When asked if a single auditor could go through all 131 of Pasadena’s various funds Madison responded, “Of course. An audit is a spot check. Someone could spend half a day on every one and learn plenty.”
What seemed consistent with both Madison and Tornek is that they both believed that Danny Wooten acted—for the most part—alone and they both expressed that they, “would be surprised,” if the four city employees under investigation were found out to have been acting in a criminal capacity.

At the beginning of this week’s council meeting, Mayor Bogaard made an announcement that Pasadena would be going after its stolen money and that three of the four city employees under investigation are now undergoing a criminal investigation headed by the District Attorney.
Working closely with the D.A., the mayor said, “We intend to pursue our responsibilities to the City and to the community aggressively, thoughtfully and thoroughly [and to] pursue appropriate remedies against the three defendants against whom proceedings have been initiated to the full extent of the law.”

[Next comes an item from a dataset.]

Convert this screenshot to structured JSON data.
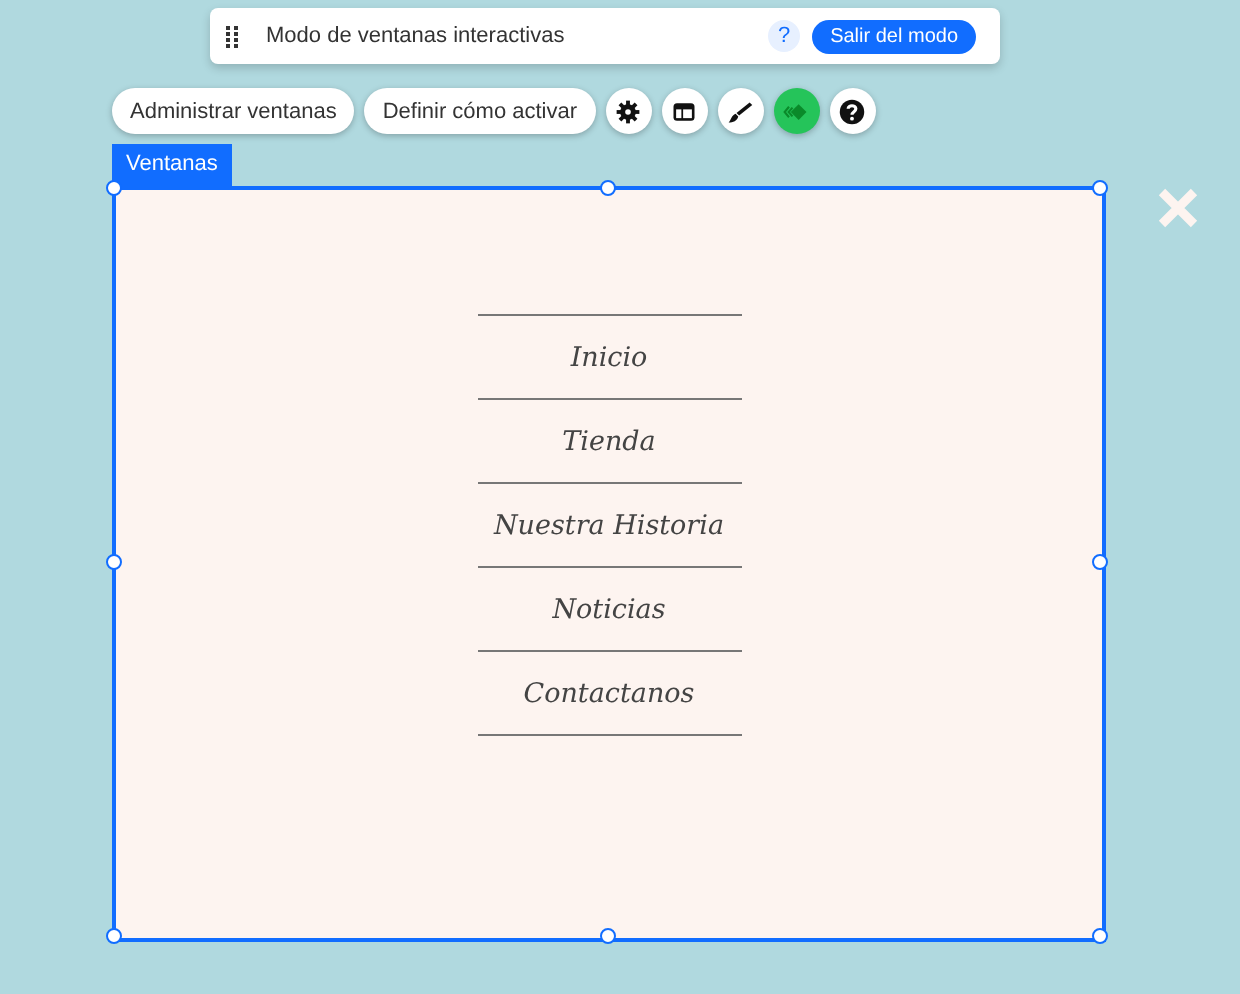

The Mayor’s plan to do this involves forming an ad hoc committee designed to consolidate, “input and assistance from outside consultants and city staff in looking in to activities related to the embezzled funds as well as the extent to which the investigation leads to discovery of any problems with systems or payments beyond that particular fund.”
The Mayor also said that function of this committee would be required to work closely with the city attorney and any attorneys hired through that office in an effort to, “recover any of the funds that have been embezzled or otherwise improperly taken from the city.”
Mayor Bogaard then listed the members of the ad hoc oversight committee: Councilmember Steve Madison (chair), Councilmember Victor Gordo, Councilmember Margaret McAustin, and Councilmember John Kennedy.